The orchestra's management canceled a scheduled Thursday matinee concert of Mahler's Ninth Symphony when all 103 musicians - the entire group belongs to the union - skipped a Wednesday rehearsal, the two sides said.

Symphony spokesman Oliver Theil said management planned to offer a revised contract proposal during a meeting set for Thursday with a federal mediator, but the musicians chose to strike before seeing it.

"As of now, the musicians are on strike," Theil said. "We'll have to wait and see if they will hear our proposal on Thursday."

Union spokesman Nathan Ballard confirmed by email that the musicians had begun a walkout.

"We are at a standstill with management," he said. "They have failed to come forward with any proposal whatsoever. We are going on strike effective immediately."

On Tuesday, a handful of the musicians played Beethoven in City Hall to bring attention to the labor dispute, which hinges on wages and benefits.

The musicians voted last week to walk out by next Tuesday, when they are due to leave for an East Coast tour, if no deal were reached by then, Ballard said.

"We hope to be able to break the logjam and go to Carnegie Hall, but management needs to stop dragging their feet," he said on Wednesday.

The symphony's musicians have been working without a contract since February 10, the day they won their 15th Grammy Award.

Management's latest contract offer would keep members' salaries in the top three among U.S. orchestral musicians, alongside those for the Chicago Symphony Orchestra and the Los Angeles Philharmonic, Theil said.

San Francisco Symphony musicians earn an average annual salary of $165,000, with a minimum salary of $141,700, he said.

The union says management is out to freeze musicians' wages. Theil said that while the most recent three-year proposal would hold wages at current levels this year, it would raise them in subsequent years. He did not say by how much.

Violist Dave Gaudry said the proposed increases amount to 1 percent in the second year and another 1 percent in the third.
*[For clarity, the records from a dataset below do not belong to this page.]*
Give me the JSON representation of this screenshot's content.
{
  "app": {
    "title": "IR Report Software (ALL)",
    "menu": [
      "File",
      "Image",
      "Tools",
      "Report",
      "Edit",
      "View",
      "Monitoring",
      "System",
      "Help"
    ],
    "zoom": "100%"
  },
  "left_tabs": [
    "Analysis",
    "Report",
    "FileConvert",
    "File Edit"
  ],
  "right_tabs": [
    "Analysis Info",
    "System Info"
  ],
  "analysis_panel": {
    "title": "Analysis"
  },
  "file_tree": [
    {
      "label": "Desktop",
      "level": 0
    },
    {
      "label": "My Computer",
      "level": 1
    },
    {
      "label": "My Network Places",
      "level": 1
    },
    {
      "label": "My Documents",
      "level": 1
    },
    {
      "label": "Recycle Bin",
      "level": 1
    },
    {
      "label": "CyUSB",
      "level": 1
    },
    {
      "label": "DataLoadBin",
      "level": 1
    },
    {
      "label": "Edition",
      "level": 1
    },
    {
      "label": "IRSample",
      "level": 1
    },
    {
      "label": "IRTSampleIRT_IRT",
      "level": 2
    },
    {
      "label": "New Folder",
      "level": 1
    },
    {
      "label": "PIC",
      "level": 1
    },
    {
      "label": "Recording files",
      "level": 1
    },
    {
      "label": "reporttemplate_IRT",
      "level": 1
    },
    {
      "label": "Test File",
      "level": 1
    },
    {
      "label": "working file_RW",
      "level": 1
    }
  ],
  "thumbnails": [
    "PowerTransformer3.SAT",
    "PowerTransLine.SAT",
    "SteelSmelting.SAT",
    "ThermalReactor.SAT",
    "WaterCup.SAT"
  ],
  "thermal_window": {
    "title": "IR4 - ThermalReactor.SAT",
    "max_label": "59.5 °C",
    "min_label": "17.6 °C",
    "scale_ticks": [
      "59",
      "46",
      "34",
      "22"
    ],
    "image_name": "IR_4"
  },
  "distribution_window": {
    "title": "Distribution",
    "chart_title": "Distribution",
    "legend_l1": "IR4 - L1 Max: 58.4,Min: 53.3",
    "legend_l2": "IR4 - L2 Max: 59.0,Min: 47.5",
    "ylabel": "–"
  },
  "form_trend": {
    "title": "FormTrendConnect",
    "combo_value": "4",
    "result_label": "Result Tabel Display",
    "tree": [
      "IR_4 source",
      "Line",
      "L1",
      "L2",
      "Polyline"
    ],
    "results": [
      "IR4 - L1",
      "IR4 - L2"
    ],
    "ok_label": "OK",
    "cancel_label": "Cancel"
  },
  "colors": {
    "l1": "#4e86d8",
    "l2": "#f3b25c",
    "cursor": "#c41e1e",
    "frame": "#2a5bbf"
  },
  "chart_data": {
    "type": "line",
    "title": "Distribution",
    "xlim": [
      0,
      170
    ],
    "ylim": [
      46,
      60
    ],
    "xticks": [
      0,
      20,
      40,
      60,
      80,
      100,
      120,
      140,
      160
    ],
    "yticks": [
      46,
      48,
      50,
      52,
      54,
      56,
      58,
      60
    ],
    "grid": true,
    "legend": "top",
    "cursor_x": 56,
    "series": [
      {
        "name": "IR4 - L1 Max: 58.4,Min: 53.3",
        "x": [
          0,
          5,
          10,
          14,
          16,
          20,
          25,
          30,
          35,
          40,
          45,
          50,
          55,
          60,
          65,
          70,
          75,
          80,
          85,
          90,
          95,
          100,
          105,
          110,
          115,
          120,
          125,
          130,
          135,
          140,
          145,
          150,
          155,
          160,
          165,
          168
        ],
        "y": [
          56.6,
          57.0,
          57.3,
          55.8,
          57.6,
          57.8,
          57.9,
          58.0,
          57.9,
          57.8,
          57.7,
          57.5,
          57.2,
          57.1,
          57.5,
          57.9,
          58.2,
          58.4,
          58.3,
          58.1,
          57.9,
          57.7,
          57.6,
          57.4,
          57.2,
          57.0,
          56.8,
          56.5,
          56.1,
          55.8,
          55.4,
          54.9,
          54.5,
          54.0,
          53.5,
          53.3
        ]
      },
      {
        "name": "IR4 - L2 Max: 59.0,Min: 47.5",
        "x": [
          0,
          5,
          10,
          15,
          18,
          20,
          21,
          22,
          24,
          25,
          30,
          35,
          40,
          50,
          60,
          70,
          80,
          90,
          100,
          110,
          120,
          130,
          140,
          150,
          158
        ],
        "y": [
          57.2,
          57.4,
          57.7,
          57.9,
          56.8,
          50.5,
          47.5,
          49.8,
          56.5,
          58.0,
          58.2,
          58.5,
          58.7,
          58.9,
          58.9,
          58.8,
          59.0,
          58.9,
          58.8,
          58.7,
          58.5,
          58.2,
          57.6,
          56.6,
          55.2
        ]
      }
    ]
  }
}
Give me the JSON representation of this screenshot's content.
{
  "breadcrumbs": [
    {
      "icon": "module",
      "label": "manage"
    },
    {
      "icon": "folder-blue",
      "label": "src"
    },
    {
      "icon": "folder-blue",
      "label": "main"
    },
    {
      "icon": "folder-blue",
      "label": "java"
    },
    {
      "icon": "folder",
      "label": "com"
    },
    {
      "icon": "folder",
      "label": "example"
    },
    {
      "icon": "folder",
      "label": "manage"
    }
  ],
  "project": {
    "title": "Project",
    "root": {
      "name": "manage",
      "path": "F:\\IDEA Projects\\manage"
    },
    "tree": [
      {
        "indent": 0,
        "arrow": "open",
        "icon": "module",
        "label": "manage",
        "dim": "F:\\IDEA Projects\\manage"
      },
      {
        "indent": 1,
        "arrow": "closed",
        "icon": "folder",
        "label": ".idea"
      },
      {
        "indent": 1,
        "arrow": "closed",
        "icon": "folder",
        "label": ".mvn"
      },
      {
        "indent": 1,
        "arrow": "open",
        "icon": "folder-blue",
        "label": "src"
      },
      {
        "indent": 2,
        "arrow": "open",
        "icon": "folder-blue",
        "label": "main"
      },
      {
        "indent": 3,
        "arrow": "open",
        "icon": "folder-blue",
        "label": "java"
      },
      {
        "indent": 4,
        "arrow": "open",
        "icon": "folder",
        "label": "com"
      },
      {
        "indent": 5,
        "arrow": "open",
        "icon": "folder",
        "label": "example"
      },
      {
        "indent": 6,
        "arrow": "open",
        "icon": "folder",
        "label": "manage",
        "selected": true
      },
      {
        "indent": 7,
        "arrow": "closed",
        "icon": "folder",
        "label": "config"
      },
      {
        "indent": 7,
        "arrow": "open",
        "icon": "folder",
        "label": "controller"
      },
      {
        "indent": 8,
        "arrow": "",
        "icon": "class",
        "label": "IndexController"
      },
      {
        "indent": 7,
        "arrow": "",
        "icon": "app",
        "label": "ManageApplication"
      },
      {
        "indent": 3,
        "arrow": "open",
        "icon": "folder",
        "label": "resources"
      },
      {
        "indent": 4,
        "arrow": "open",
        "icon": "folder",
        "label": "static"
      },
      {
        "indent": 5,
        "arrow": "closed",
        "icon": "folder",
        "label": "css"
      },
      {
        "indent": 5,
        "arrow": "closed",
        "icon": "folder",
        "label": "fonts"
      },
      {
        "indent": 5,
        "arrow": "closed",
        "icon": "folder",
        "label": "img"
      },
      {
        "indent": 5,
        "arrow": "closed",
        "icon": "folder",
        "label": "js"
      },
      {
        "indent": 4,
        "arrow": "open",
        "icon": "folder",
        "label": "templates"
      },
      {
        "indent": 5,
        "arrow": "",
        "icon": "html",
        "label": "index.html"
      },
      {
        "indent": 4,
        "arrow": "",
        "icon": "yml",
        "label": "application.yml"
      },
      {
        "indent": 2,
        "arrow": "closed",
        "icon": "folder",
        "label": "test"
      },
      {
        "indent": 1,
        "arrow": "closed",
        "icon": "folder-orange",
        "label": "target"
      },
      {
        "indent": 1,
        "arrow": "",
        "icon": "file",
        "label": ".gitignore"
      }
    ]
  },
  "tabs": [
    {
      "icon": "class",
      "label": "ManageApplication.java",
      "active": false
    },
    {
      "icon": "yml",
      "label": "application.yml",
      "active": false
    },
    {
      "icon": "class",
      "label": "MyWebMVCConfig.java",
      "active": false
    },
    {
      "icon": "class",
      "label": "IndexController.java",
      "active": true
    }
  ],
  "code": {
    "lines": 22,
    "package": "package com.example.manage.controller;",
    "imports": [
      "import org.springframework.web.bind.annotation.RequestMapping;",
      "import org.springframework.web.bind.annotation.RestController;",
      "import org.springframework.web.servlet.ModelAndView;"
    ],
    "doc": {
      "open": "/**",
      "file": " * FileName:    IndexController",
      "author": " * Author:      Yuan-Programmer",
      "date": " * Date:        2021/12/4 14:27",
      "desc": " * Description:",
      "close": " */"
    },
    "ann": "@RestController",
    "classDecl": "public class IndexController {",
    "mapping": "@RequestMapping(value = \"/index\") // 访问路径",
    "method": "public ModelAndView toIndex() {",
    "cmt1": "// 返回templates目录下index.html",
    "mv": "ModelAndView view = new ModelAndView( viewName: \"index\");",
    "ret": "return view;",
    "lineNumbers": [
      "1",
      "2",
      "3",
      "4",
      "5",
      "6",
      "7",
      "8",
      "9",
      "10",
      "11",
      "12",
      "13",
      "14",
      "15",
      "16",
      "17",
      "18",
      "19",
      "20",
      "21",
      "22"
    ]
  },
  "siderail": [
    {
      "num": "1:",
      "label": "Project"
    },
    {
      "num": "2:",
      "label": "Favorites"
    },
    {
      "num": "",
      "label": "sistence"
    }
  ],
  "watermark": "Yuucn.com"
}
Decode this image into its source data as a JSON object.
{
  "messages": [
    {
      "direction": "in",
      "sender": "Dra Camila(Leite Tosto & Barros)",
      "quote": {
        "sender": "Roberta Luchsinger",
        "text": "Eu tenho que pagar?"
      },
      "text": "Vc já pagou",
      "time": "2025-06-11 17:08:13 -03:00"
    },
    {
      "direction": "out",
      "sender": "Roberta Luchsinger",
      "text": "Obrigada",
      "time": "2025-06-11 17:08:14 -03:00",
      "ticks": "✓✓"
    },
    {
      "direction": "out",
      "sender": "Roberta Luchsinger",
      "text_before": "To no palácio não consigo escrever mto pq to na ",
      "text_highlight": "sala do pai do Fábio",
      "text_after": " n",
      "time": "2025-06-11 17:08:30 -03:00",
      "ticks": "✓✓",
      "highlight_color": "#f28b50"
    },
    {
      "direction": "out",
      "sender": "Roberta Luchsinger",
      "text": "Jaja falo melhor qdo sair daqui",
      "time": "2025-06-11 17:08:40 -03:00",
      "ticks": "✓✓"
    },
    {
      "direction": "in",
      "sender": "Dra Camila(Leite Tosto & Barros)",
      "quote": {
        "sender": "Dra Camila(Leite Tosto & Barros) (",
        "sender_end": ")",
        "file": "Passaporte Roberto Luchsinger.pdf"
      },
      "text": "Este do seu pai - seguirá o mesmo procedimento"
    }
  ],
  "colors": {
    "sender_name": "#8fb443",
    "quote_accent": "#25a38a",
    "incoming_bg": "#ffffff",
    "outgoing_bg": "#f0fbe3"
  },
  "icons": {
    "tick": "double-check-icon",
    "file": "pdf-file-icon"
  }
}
He said musicians also were upset at management's attempts to continue capping annual pension benefits and to require that union members pay more for less-desirable health insurance.

Brent Assink, symphony executive director, said concert production, healthcare and pension costs are rising nearly four times as fast as revenues.

Labor unrest among classical musicians has not been confined to San Francisco.

The Minnesota Orchestra in Minneapolis locked out its players in October after it failed to reach a deal with the musicians union over wage cuts, leading to performances being canceled through April 7. Musicians at its cross-town rival, the Saint Paul Chamber Orchestra, are also locked out in a salary dispute.

Last fall, Chicago Symphony musicians walked out only to return 48 hours later when management offered them a 4.5 percent increase over three years, according to symphony news releases.

Gaudry said San Francisco Symphony musicians used regularly to put down their instruments for a week throughout the 1980s and 1990s, and went on strike for nine weeks in 1996.